De Palma prioriza sempre a construção de seus personagens e do enredo, do que propriamente as cenas em que ocorre a ação. O diretor adapta uma obra de Stephen King de uma maneira diferente das tantas já adaptadas no mundo do cinema. De Palma coloca na obra uma clara identidade própria, a tal marca registrada. O elenco está muito bem. Mesmo os coadjuvantes, que na maioria, são praticamente totais estereótipos, atuam bem em seus respectivos papéis na trama. Más obviamente quem chama a atenção é Sissy Spacek interpretando Carrie White. Ela incorpora a personagem de tal forma que pensamos ser uma pessoa ''real'' que está ali, sofrendo com tantas humilhações. Sua composição de personagem é perfeita, sua voz está sempre num tom baixo, na escola e na maioria das conversas com sua mãe (um reflexo do medo vivido diariamente por Carrie), sua mudança de expressão no baile, o momento no qual ela fica fora de si, etc. Enfim, tudo se completa numa atuação brilhante, quase perfeita. Piper Laurie também está excelente como a mãe opressora de Carrie, Margaret White. Ela transmite os sentimentos de sua personagem de uma forma excepcional. Sua personagem assusta não só Carrie, e sim o público que assiste. Laurie compõe eficientemente uma religiosa fervorosa com atitudes extremamente rigorosas em relação as escolhas de sua filha.

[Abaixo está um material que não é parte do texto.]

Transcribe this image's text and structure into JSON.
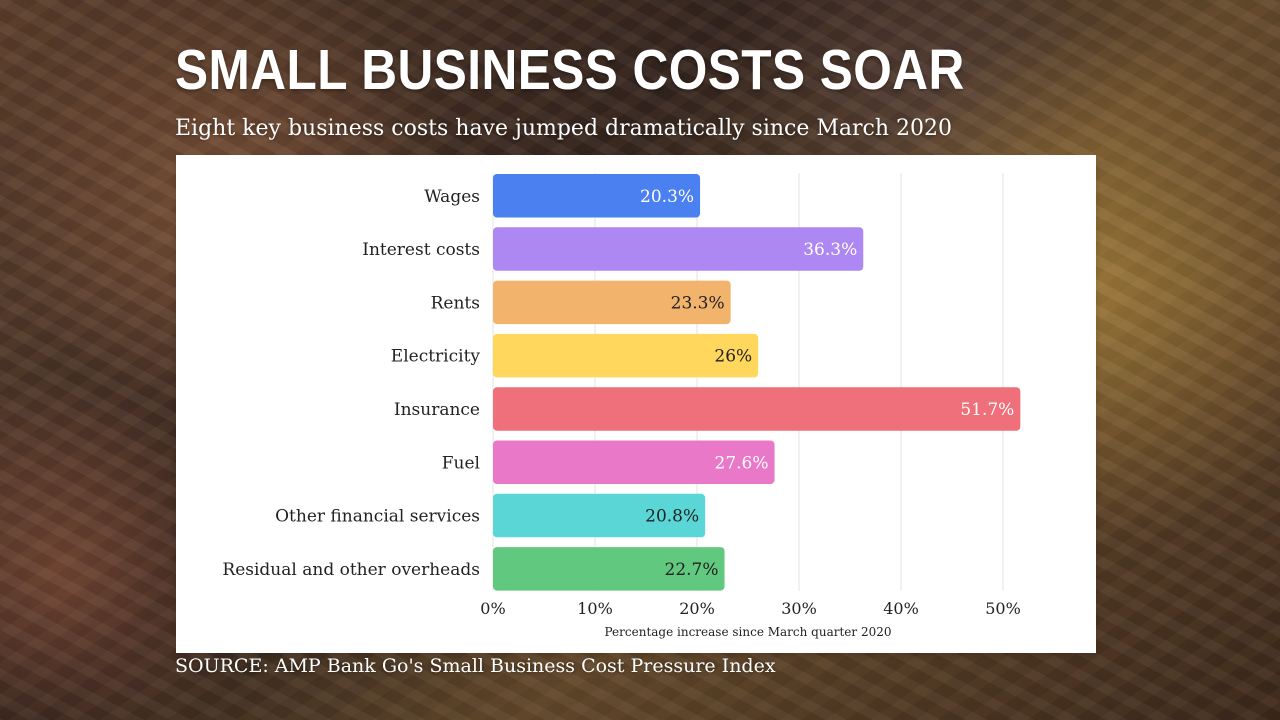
{
  "header": {
    "title": "SMALL BUSINESS COSTS SOAR",
    "subtitle": "Eight key business costs have jumped dramatically since March 2020"
  },
  "footer": {
    "source": "SOURCE: AMP Bank Go's Small Business Cost Pressure Index"
  },
  "chart_data": {
    "type": "bar",
    "orientation": "horizontal",
    "title": "SMALL BUSINESS COSTS SOAR",
    "subtitle": "Eight key business costs have jumped dramatically since March 2020",
    "xlabel": "Percentage increase since March quarter 2020",
    "ylabel": "",
    "xlim": [
      0,
      50
    ],
    "grid": true,
    "legend": "none",
    "ticks": [
      "0%",
      "10%",
      "20%",
      "30%",
      "40%",
      "50%"
    ],
    "categories": [
      "Wages",
      "Interest costs",
      "Rents",
      "Electricity",
      "Insurance",
      "Fuel",
      "Other financial services",
      "Residual and other overheads"
    ],
    "values": [
      20.3,
      36.3,
      23.3,
      26,
      51.7,
      27.6,
      20.8,
      22.7
    ],
    "value_labels": [
      "20.3%",
      "36.3%",
      "23.3%",
      "26%",
      "51.7%",
      "27.6%",
      "20.8%",
      "22.7%"
    ],
    "colors": [
      "#4a80f0",
      "#ae88f2",
      "#f2b36c",
      "#ffd75c",
      "#ef6f7b",
      "#ea78c9",
      "#5bd6d6",
      "#61c97f"
    ],
    "label_colors": [
      "#ffffff",
      "#ffffff",
      "#222222",
      "#222222",
      "#ffffff",
      "#ffffff",
      "#222222",
      "#222222"
    ]
  }
}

Mais é de Brian De Palma o maior mérito pelo sucesso de tal obra. Ele a dirige competentemente desde a 1ª cena, até o seu desfecho (com uma música linda aliás). De Palma age corretamente a não apresentar ao fundo as personalidades dos coadjuvantes. Apenas sabemos que muitos deles estão ali somente para humilhar e perturbar Carrie apenas por diversão, e o diretor mostra isso de uma maneira muito eficiente. Ele retira somente o necessário da obra de King (tirando o foco da investigação), e também utiliza a câmera em 1ª pessoa por diversos momentos, trazendo um tom mais real para tais cenas. Há ainda a ótima trilha sonora, muito bem colocada por De Palma ao longo do filme. A obra é eficiente em quase todos os aspectos. Direção, atuações, roteiro, trilha sonora. Um filme daquelas que não poderiam ser refilmados, pois a essência da obra está na época de seu lançamento, o impacto causado naquela época certamente não é tão grande atualmente. Uma obra à ser lembrada por sua história singular, pelo clima eficientemente construído e que vai mudando de acordo com os acontecimentos. Tudo isso realizado de uma forma pelo excepcional pelo diretor. E pensar que não é nem um dos 5 melhores dele .. De Palma é de fato um exímio naquilo que faz, um dos grandes diretores que surgiram no final da década de 60, e felizmente está até hoje na ativa.